V = (4/3) × π × 3 × 2.5 × 2.5
V = (4/3) × π × 18.75
V ≈ 78.54 cm³ ≈ 78.5 mL
Example 2: Rugby Ball Volume
A rugby ball is approximately a prolate spheroid with semi-axes a=14 cm, b=9 cm, c=9 cm. Calculate its volume.
V = (4/3) × π × 14 × 9 × 9
V = (4/3) × π × 1134
V ≈ 4,750.09 cm³ ≈ 4.75 liters
Example 3: Earth as an Oblate Spheroid
Earth can be modeled as an oblate spheroid with equatorial radius 6,378 km and polar radius 6,357 km. Estimate its volume.

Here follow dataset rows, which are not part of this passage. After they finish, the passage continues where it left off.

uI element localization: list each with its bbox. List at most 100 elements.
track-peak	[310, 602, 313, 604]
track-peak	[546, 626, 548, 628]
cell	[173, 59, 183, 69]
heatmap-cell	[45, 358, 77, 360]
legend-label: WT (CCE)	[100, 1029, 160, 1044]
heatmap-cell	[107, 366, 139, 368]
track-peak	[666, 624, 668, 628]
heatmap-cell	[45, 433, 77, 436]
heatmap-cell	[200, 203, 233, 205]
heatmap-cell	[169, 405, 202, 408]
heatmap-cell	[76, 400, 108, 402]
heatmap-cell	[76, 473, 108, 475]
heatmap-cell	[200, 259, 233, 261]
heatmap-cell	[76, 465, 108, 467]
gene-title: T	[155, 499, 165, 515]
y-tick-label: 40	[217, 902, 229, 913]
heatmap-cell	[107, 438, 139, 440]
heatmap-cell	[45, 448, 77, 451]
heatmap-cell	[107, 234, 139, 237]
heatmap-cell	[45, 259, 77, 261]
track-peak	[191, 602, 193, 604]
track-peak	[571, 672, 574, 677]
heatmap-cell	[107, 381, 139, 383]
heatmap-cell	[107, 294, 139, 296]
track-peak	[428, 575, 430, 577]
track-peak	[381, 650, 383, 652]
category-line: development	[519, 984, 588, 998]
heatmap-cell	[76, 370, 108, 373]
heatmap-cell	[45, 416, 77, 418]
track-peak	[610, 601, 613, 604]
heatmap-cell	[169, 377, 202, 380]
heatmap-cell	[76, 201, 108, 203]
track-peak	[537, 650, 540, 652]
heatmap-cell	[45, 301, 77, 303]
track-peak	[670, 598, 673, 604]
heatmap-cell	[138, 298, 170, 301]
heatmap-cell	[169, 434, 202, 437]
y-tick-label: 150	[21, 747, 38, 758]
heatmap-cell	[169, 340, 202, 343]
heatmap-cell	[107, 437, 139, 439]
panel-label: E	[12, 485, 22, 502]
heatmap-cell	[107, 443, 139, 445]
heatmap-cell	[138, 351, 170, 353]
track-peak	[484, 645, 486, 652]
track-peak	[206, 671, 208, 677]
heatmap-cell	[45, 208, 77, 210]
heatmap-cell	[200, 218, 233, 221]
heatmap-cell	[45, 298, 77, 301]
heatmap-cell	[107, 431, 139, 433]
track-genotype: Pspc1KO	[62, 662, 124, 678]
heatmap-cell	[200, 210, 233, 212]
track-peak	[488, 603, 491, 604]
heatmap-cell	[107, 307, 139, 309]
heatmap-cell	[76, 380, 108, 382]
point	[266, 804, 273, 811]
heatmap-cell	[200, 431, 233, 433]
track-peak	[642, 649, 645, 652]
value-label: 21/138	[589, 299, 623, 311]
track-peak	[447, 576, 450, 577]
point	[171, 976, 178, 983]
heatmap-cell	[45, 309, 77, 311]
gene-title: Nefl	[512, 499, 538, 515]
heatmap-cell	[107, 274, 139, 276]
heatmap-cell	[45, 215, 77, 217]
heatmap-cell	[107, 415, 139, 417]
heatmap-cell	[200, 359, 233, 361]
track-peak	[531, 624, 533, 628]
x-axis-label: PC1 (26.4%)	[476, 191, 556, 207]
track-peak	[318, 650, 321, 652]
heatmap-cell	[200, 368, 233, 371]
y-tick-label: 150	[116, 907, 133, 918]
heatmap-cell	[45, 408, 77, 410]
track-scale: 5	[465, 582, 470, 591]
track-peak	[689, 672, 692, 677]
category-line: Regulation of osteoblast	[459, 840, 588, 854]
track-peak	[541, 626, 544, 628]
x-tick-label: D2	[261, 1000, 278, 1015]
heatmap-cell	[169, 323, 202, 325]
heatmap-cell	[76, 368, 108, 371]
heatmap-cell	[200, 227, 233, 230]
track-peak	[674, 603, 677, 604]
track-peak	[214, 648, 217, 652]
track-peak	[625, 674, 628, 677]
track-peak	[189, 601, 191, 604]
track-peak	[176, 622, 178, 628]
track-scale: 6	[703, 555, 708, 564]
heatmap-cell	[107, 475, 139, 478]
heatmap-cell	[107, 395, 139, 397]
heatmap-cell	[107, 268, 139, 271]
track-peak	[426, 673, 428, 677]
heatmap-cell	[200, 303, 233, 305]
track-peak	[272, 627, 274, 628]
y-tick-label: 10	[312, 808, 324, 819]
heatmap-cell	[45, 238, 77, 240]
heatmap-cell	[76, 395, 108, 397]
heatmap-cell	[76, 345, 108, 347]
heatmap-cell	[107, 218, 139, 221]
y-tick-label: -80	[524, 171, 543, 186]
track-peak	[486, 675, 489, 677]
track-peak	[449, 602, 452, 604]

V = (4/3) × π × 6378 × 6378 × 6357
V = (4/3) × π × 2.586 × 10¹¹
V ≈ 1.083 × 10¹² km³
Common Mistakes
Using full axes instead of semi-axes: The formula uses semi-axes (half the full axis length). If an egg is 6 cm long, the semi-axis is 3 cm, not 6 cm.
Adding instead of multiplying axes: The formula multiplies a×b×c, not adds. V = (4/3)π(a×b×c), not (4/3)π(a+b+c).

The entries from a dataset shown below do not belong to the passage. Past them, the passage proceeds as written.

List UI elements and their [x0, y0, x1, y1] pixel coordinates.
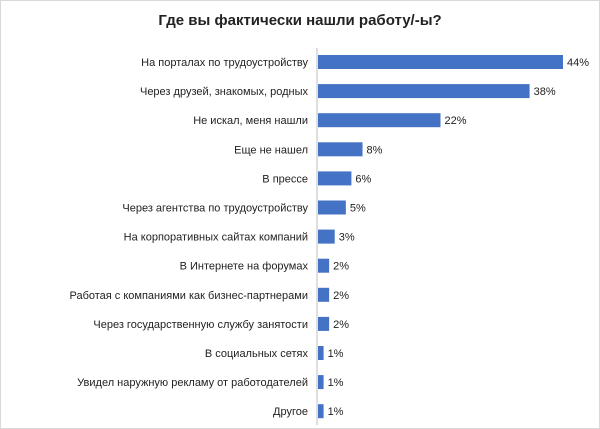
- data-label: 3%: [339, 232, 355, 244]
- category-label: Через друзей, знакомых, родных: [140, 86, 309, 98]
- data-label: 5%: [350, 203, 366, 215]
- bar: [318, 287, 330, 302]
- data-label: 38%: [534, 86, 556, 98]
- bar: [318, 229, 335, 244]
- category-label: В прессе: [262, 173, 308, 185]
- category-label: Через агентства по трудоустройству: [122, 203, 308, 215]
- category-label: Другое: [273, 406, 308, 418]
- bar: [318, 84, 530, 99]
- bar: [318, 375, 324, 390]
- data-label: 8%: [367, 144, 383, 156]
- bar: [318, 316, 330, 331]
- data-label: 1%: [328, 406, 344, 418]
- data-label: 1%: [328, 377, 344, 389]
- data-label: 1%: [328, 348, 344, 360]
- bar: [318, 404, 324, 419]
- bar: [318, 113, 441, 128]
- bar: [318, 200, 346, 215]
- bar: [318, 55, 563, 69]
- bar: [318, 171, 352, 186]
- category-label: В социальных сетях: [205, 348, 309, 360]
- data-label: 22%: [445, 115, 467, 127]
- category-label: На корпоративных сайтах компаний: [124, 232, 308, 244]
- data-label: 6%: [355, 173, 371, 185]
- data-label: 2%: [333, 261, 349, 273]
- category-label: Еще не нашел: [234, 144, 308, 156]
- data-label: 2%: [333, 290, 349, 302]
- bar: [318, 258, 330, 273]
- category-label: В Интернете на форумах: [180, 261, 309, 273]
- bar: [318, 142, 363, 157]
- chart-title: Где вы фактически нашли работу/-ы?: [158, 12, 442, 29]
- category-label: Через государственную службу занятости: [93, 319, 308, 331]
- bar: [318, 346, 324, 360]
- data-label: 44%: [567, 57, 589, 69]
- category-label: Увидел наружную рекламу от работодателей: [77, 377, 308, 389]
- category-label: Не искал, меня нашли: [193, 115, 308, 127]
- category-label: На порталах по трудоустройству: [141, 57, 308, 69]
- category-label: Работая с компаниями как бизнес-партнера…: [69, 290, 308, 302]
- data-label: 2%: [333, 319, 349, 331]
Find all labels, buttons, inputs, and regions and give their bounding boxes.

Using sphere formula for non-spheres: If all three axes differ, you must use the ellipsoid formula. The sphere formula (4/3)πr³ only works when a=b=c.
Assuming exact surface area: The surface area formula is an approximation (Knud Thomsen). Only the volume formula is exact.
Key Takeaways
- Ellipsoid volume = (4/3)πabc — same structure as sphere but with three different semi-axes.
- When a=b=c, the ellipsoid becomes a sphere. When two axes are equal, it's a spheroid.
- Use semi-axes (half of full dimensions), not the full diameter/axis measurements.
- The surface area has no exact closed-form — the Knud Thomsen approximation is within ~1% error.
- Common ellipsoids: eggs, rugby balls, planets, grapes, and medical organ models.
- The order of a, b, c doesn't matter for volume since multiplication is commutative.
Frequently Asked Questions
What is an ellipsoid?
An ellipsoid is a 3D surface where every cross-section through the center is an ellipse. It is defined by three semi-axes (a, b, c) along three perpendicular directions. When all three are equal, it becomes a sphere.
What is the Knud Thomsen approximation?
Unlike the volume, the surface area of a general ellipsoid cannot be expressed with a simple formula. The Knud Thomsen approximation provides an estimate with a relative error of at most about 1.061%. It uses the parameter p ≈ 1.6075.
What is the difference between an ellipsoid and a spheroid?
A spheroid is a special ellipsoid where two of the three semi-axes are equal. An oblate spheroid (like Earth) has a = b > c. A prolate spheroid (like a rugby ball) has a > b = c. A general ellipsoid has all three axes different.
Does the order of a, b, c matter for volume?
No. Since multiplication is commutative, V = (4/3)πabc gives the same result regardless of which axis you label a, b, or c.
What are real-world examples of ellipsoids?
Earth is approximately an oblate spheroid. Eggs, watermelons, and rugby balls are roughly ellipsoidal. In physics, atomic orbitals and gravitational fields often have ellipsoidal shapes.